The documentation below is if you ever have a case you need to manually describe in your migration files, and so you can read and understand the contents of a migration file, to check if the auto-generated logic is as you'd expect.

Schema Transformers

Schema transformers apply wherever that schema appears—in responses, nested objects, or array items:

data_migrations = DataMigrationSet(
    schema_downgrades=[
        # Applied to responses when downgrading (new → old)
        SchemaDowngrade("#/components/schemas/PersonOut", downgrade_person),
    ],
    schema_upgrades=[
        # Applied to requests when upgrading (old → new)
        SchemaUpgrade("#/components/schemas/PersonIn", upgrade_person),
    ],
)

Path Rewrites

When an endpoint URL changes, the migration generator will add a path rewrite:

from crane.data_migrations import PathRewrite

data_migrations = DataMigrationSet(
    path_rewrites=[
        PathRewrite(
            old_path="/persons/{person_id}",
            new_path="/people/{person_id}",
            methods=["get", "put", "delete"],
        ),
    ],
)

Operation Transformers

For endpoint-specific transformations that can't be expressed at the schema level:

from crane.data_migrations import OperationUpgrade, OperationDowngrade

data_migrations = DataMigrationSet(
    operation_upgrades=[
        OperationUpgrade("/users", "post", upgrade_create_user),
    ],
    operation_downgrades=[
        OperationDowngrade("/users", "get", downgrade_list_users),
    ],
)

See Operation Transformers for details.

Transformer Functions

Downgrade Transformers

Convert response data from the new schema to the old schema:

def downgrade_person_out(data: dict) -> dict:
    """Remove fields that didn't exist in the old version."""
    data.pop("phone", None)  # phone was added in this version
    return data

Tip

The downgrade function receives data in the new format and must return data in the old format. That means you need to consider how to transform this schema if it is used in a response body.

Upgrade Transformers

Convert request data from the old schema to the new schema:

def upgrade_person_in(data: dict) -> dict:
    """Add fields with defaults for old clients."""
    data.setdefault("phone", None)  # provide default for new field
    return data

Tip

The upgrade function receives data in the old format and must return data in the new format. That means you need to consider how to transform this schema if it is used in a request body

Async Transformers

Transformers can be sync or async, according to your preference.
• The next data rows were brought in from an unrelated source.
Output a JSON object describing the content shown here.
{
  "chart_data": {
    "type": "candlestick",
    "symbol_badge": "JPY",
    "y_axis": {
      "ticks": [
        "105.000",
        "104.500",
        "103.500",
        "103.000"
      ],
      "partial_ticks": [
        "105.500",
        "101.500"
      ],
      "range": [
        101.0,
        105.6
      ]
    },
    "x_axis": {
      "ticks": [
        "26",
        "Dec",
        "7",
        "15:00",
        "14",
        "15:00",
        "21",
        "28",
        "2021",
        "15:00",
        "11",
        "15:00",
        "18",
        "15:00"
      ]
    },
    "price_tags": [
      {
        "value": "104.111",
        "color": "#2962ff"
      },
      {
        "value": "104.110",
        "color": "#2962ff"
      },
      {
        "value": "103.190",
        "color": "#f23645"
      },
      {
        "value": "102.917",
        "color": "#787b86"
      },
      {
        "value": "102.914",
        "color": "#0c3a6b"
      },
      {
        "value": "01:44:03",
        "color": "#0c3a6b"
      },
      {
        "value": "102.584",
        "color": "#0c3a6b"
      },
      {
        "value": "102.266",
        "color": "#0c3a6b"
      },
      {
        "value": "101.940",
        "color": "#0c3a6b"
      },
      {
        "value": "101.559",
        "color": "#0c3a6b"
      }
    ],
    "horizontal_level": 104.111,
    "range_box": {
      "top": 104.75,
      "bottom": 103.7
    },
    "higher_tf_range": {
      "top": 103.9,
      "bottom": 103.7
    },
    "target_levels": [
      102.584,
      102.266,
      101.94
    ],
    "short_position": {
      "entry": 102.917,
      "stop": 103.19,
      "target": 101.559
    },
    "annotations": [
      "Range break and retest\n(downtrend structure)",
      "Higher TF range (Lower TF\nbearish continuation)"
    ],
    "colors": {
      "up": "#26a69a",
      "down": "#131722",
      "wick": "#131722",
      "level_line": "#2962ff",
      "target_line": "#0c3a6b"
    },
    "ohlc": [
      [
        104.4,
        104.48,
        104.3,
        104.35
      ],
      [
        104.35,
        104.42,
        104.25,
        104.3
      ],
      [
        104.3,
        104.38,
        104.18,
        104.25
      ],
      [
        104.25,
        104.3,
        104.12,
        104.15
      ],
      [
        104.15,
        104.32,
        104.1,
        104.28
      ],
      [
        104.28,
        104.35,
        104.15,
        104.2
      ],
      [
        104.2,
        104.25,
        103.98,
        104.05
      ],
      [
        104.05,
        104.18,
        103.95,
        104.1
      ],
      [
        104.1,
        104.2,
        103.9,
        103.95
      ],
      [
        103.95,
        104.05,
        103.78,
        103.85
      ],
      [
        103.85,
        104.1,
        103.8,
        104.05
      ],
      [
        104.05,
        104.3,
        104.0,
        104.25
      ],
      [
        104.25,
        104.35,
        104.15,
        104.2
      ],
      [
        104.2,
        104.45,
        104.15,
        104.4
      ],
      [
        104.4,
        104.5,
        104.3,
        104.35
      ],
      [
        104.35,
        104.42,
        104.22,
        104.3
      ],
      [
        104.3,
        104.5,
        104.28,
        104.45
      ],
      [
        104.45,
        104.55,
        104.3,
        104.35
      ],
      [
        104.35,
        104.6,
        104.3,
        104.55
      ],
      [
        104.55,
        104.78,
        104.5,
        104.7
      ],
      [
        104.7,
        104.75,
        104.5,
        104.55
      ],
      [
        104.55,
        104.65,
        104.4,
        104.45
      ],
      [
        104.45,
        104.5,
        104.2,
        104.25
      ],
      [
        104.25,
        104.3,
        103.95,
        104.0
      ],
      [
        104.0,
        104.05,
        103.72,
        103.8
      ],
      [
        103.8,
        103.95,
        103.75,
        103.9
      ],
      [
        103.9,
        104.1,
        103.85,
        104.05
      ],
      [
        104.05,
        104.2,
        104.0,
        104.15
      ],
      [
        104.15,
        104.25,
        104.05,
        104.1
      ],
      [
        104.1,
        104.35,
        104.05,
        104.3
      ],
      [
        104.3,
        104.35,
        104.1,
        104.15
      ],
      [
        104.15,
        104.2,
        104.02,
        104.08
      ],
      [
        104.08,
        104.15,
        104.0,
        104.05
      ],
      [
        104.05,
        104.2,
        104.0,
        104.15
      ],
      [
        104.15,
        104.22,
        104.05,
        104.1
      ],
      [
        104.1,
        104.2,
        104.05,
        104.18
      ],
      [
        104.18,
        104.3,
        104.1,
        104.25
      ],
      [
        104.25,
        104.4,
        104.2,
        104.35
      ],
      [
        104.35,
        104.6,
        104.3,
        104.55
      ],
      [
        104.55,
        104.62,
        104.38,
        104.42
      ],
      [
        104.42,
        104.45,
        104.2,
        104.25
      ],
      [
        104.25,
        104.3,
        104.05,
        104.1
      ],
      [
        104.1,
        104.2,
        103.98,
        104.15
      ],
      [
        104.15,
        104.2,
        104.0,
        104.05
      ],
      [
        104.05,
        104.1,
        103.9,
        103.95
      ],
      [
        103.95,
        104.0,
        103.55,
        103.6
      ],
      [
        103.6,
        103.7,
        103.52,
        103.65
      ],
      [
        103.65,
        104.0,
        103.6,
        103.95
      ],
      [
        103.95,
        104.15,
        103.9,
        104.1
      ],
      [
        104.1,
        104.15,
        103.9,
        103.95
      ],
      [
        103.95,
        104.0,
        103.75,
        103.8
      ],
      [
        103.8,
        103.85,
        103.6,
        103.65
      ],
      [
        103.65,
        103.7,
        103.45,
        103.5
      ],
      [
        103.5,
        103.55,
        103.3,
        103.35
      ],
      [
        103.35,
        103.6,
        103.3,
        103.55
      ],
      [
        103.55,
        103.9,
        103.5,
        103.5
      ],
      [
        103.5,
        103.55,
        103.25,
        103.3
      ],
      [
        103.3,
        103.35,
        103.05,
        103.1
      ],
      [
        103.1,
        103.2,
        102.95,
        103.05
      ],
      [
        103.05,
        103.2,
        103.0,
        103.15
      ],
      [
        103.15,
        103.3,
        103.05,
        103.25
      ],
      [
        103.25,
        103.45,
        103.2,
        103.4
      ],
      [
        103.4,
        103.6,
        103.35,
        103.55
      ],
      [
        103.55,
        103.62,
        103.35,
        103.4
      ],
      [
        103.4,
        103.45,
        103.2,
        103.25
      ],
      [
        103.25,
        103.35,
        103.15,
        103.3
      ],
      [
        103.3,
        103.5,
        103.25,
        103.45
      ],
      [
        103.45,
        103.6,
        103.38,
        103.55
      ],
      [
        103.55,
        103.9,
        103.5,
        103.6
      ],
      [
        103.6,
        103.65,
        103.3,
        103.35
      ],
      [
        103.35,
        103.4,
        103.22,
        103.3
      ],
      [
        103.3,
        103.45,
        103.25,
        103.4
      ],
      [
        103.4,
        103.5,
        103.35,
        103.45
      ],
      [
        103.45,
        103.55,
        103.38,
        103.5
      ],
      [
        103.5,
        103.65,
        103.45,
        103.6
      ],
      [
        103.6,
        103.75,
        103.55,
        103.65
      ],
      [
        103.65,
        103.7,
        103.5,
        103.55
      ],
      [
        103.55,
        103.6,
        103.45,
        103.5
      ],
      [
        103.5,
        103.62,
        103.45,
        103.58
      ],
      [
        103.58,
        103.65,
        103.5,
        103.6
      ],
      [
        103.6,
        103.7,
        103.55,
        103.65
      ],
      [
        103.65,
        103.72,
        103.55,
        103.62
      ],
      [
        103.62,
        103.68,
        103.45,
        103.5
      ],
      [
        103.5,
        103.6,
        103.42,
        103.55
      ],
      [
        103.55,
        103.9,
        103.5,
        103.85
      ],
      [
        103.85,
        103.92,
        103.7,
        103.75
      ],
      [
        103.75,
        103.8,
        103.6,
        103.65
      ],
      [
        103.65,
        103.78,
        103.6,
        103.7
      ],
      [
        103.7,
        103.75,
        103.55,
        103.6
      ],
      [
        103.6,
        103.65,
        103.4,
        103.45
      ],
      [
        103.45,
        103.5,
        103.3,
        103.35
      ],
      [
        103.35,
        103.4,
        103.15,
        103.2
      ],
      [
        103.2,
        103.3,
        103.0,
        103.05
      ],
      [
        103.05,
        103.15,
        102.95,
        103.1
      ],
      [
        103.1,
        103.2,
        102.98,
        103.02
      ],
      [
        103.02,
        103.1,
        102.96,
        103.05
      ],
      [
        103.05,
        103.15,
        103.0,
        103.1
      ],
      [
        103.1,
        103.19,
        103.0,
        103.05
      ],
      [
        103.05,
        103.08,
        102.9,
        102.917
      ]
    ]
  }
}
async def upgrade_person_in(data: dict) -> dict:
    if "legacy_id" in data:
        # Look up the new ID
        new_id = await lookup_new_id(data.pop("legacy_id"))
        data["id"] = new_id
    return data

Async is slightly better performance

The middleware itself is written to support async operation, and wraps non-coroutine transformers in a sync_to_async call to make sure the event loop is not blocked by blocking I/O, if any. That does mean there's a small (creating a thread) overhead to sync transformers.

If you want the best performance, write your transformers async. If you're not familiar (enough) with async python, it's still fine to write them sync. I won't judge, hell, it's the default option.

Schema References

Schema references use the OpenAPI JSON pointer format:

#/components/schemas/PersonOut

This matches the schema name in your Django Ninja schemas:

class PersonOut(Schema):  # → #/components/schemas/PersonOut
    name: str

Generation vs Manual Editing

The delta is auto-generated and shouldn't be edited. The data_migrations require manual implementation—the generator creates skeleton functions with NotImplementedError for breaking changes.

Warning

Don't edit the delta JSON manually. If you need to change what's tracked, modify your API and regenerate.

Migration Chain

Migrations form a chain through their dependencies. When reconstructing API state at a version, crane applies migrations in sequence:

empty → m_0001 (v1) → m_0002 (v2) → m_0003 (v3)

To get the API schema at v2, crane applies m_0001 and m_0002 but not m_0003.